In zijn show Comedians in Cars Getting Coffee , haalt Jerry Seinfeld zijn beroemde komiekgasten op in unieke, vintage auto's en neemt ze mee op de koffie. Toen Seinfeld bijvoorbeeld Seth Rogen ontving, deed hij dat in een gepensioneerde politieauto uit 1976 van Dodge Monaco. Het voertuig is een eerbetoon aan The Blue Brothers film. Seinfeld vond ook dat de Monaco Rogen op een unieke manier vertegenwoordigt.
Dodge introduceerde de Monaco in 1965 als uitrustingsniveau van de Custom 880. In 1966 was de naam zo populair dat de Monaco de 880 volledig verving. De Monaco zou vijf generaties lang het vlaggenschip van Dodge blijven. Dodge stopte uiteindelijk met de naam Monaco in 1992. Sindsdien is het een van de vergeten Mopars geworden, maar wordt wel gewaardeerd als een van de beste Amerikaanse politieauto's.
De derde generatie van de Dodge Monaco liep van 1974 tot 1977. The Blue Brothers film is voorzien van een 1974 Dodge Monaco gepensioneerde politieauto. Seinfeld pakte Rogan op in een gepensioneerde politieauto uit 1976 uit Dodge Monaco.
Steven Bollinger ontwierp geheel nieuw plaatwerk voor de Monaco uit 1974. De auto maakte een einde aan de verborgen koplampen van de tweede generatie (op alle auto's behalve de topversies) voor een brede, imposante voorkant.
Seinfeld's Monaco is een vierdeurs sedan die nog steeds tweekleurige politielak draagt. De stervormige insignes op de portieren van de auto en het opschrift 'Police' op de kofferbak zijn allemaal weggepoetst, maar hun omtrek is nog steeds zichtbaar. Het behoudt zelfs zijn stickers van de politie van Mount Prospect, Illinois.
Tijdens de show introduceert Seinfeld de auto als Royal Monaco.

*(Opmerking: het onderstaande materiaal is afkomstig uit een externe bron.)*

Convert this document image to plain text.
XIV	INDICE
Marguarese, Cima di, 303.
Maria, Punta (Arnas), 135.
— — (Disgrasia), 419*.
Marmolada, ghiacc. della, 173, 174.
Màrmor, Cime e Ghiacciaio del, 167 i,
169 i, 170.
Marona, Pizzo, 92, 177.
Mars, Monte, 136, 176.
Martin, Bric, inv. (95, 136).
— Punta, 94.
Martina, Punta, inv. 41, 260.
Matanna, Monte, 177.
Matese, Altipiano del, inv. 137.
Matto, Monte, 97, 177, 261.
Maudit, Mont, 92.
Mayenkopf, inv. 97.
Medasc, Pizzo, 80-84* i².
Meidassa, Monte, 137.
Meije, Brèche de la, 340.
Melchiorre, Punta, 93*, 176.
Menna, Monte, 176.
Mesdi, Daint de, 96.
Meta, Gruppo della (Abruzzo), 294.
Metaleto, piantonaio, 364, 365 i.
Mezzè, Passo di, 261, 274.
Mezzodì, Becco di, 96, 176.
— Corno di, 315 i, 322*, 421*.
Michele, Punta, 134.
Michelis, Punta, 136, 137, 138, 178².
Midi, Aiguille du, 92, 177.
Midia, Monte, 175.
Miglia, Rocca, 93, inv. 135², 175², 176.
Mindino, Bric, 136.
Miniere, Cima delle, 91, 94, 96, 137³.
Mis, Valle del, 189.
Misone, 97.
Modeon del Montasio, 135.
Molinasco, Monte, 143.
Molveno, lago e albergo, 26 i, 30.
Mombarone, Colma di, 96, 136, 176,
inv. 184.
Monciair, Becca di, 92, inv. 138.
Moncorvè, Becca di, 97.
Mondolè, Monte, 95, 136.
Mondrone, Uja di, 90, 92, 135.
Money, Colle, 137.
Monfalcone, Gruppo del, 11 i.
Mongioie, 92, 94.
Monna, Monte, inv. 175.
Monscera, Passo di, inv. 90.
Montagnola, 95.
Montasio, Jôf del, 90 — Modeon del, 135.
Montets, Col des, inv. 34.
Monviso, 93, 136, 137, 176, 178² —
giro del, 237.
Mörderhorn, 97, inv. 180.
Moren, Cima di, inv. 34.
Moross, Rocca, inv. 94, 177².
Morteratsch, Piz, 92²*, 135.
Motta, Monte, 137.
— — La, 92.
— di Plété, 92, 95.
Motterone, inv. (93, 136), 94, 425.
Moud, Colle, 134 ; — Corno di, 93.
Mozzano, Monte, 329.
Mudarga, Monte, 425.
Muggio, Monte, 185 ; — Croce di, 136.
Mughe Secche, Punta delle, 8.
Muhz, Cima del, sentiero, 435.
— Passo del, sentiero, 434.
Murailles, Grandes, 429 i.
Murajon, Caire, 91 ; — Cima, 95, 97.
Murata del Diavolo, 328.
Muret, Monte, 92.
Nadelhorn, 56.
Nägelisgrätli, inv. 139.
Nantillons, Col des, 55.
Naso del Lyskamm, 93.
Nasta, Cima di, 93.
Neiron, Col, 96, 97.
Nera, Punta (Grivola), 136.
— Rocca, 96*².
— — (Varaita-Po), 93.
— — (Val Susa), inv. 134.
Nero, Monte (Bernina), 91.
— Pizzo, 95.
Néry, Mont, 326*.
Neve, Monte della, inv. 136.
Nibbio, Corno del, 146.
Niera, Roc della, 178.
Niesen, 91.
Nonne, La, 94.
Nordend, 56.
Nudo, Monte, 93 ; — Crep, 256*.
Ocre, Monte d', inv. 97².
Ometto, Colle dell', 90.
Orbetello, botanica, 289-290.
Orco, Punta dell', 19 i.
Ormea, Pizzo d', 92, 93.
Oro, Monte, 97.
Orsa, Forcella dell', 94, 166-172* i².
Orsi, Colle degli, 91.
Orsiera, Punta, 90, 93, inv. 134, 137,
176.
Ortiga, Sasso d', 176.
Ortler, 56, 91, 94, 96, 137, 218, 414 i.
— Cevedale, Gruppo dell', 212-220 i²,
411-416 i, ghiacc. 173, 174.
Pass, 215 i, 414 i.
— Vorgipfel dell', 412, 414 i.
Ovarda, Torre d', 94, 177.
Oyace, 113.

De Royal-uitvoering kwam standaard met een 360 kubieke inch (5,9 liter) V8. De 400 kubieke inch (7,2-liter) V8 was optioneel. Ondanks dat het een "Koninklijke" uitvoering is, is deze Dodge verre van de duurste auto's in Comedians in Cars Getting Coffee.
De Seth Rogen-aflevering van Comedians in Cars Getting Coffee begint dramatisch. Eerst praat Seinfeld over overlevingsinstinct en dingen die niet zullen sterven. Dan, achter hem, kust het oude Monaco in een afvalcontainer. De auto verplettert de container en stuitert terug, ongedeerd.
Hij stapt in de auto en rijdt de weg op. Tijdens het rijden speelt hij met de oude politiespot. Zijn auto draagt nog steeds de bumperbeschermer van de politie. De transmissie is een drietrapsautomaat en het interieur is bruin.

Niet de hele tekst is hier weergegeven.